On another day, at lunch, we had superb cured salmon, excellent pâté de campagne with cornichons and crusty grilled bread, milk-fed Quebec pork over thick, whipped apple sauce, and credible, if uninspiring panzanella salad (it was a little too stiff, too pretty for panzanella; an androgynous waifling in a double-breasted Prada jacket when Monica Bellucci wearing nothing would have done). A thick fillet of halibut was another misstep: it was overcooked to dry, a little less fish than leather. And the madeleines that arrived after dinner one night were strangely misshapen – they had risen, weirdly, way up, on their tops, and tasted more of packaged pancake batter than sweet hot butter.
But these were exceptions in otherwise outstanding meals, and Boulud likely has a little more room for mistakes than he did out west. In Montreal, his ties to the city will buy him time to perfect his restaurant.
In Toronto, where Boulud has much less history, he has nonetheless been wise enough to tiptoe in – the city's blue-blood establishment, rarely keen on ideas that didn't come from here, likes its outsiders humble. Rather than boast about how great the place will be, Boulud and his Toronto team seem eager to let the restaurant speak for itself; they've also pledged that their menu will feature plenty of takes on local dishes.
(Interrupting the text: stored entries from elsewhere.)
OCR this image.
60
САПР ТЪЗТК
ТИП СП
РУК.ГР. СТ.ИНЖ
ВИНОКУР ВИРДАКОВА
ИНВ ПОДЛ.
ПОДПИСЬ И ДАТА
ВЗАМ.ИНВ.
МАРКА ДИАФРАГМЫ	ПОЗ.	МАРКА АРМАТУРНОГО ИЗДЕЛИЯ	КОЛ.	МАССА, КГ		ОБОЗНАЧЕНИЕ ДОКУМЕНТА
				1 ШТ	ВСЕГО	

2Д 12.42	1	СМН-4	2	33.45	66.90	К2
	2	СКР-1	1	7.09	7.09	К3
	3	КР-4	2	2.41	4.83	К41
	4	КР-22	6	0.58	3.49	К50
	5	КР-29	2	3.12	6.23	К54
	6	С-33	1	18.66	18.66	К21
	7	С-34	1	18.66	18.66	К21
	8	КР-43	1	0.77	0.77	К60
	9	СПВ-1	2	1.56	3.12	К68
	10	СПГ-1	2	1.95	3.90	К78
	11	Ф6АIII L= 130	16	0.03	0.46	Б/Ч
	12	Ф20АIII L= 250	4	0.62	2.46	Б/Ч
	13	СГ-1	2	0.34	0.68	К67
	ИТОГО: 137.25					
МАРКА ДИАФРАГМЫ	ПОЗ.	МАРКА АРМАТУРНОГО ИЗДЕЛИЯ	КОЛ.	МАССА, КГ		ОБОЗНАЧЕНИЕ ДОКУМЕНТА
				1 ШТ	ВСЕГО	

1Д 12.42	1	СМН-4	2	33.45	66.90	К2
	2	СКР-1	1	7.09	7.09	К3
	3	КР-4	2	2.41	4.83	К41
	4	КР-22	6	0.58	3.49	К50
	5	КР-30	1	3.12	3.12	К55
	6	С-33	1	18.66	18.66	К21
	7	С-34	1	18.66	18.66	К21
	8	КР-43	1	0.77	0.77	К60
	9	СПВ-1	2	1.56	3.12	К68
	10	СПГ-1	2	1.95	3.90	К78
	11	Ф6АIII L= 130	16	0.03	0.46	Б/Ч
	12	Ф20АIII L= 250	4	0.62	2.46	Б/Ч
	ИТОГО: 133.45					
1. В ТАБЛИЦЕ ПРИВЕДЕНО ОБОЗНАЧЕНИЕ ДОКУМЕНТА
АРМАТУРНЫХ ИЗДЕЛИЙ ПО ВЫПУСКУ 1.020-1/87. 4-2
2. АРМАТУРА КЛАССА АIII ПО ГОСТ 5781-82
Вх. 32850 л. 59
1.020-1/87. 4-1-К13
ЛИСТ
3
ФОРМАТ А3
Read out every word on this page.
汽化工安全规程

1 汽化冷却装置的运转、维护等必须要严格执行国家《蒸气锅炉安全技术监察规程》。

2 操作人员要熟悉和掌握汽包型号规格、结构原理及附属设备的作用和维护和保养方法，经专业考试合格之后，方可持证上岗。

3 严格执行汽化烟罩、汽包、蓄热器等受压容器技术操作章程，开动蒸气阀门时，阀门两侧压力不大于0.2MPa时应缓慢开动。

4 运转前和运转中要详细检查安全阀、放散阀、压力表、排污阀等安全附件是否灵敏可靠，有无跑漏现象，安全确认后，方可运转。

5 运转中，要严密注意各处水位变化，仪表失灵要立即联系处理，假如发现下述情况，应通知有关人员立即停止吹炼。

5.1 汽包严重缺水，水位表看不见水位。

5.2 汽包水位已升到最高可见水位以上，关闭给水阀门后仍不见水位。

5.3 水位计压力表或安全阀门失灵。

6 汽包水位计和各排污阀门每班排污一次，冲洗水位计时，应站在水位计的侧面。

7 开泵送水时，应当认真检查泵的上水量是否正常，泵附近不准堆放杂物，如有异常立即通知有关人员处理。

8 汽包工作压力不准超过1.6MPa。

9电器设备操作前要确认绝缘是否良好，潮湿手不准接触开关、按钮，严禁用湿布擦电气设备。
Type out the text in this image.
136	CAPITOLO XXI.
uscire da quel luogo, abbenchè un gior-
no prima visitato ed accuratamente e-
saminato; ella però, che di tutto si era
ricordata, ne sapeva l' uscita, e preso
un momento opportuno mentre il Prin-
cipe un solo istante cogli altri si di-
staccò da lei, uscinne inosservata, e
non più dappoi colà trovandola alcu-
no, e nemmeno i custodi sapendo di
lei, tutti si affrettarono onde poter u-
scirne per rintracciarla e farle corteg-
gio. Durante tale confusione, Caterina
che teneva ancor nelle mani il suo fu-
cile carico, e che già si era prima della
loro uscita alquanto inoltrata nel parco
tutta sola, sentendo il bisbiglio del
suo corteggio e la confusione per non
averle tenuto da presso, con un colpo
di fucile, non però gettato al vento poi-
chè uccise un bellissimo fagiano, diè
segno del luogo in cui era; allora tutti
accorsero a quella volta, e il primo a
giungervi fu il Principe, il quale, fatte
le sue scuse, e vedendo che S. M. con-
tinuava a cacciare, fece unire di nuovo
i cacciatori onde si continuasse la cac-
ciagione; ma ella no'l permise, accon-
David Chang, the New York chef whose three-restaurant Toronto launch is now complete with Tuesday's opening of Momofuku Daisho, has been similarly circumspect. He's gone to great pains to understand the city and its culture, and to pull many of its leading cooks and servers onto his team. His wine lists in at least two of the new rooms are all-Ontario. And it's hard not to contrast the early cocktails lists at Scarpetta with Momofuku's. Scarpetta's management hired one of the city's most creative bartenders, then had her stick to the company's "signature" drinks from New York. Now that same bartender, Michelle Tham, is a manager at Momofuku. On the list: cocktails called "The Toronto," and "The Hotel Georgia." A little local love goes a very long way.
But Boulud, like Chang, no doubt also understands that the audience for great cooking has grown, and for the better. The forces that upended high-end dining and democratized the restaurant experience in the last few years have also created legions of young and moneyed diners who don't particularly care where the ideas on their plates originated. They want great food and authentic service. And for the most part, Maison Boulud has those nailed.
Editor's note: Daniel Boulud owns 14 restaurants. Incorrect information appeared in the original version of this article.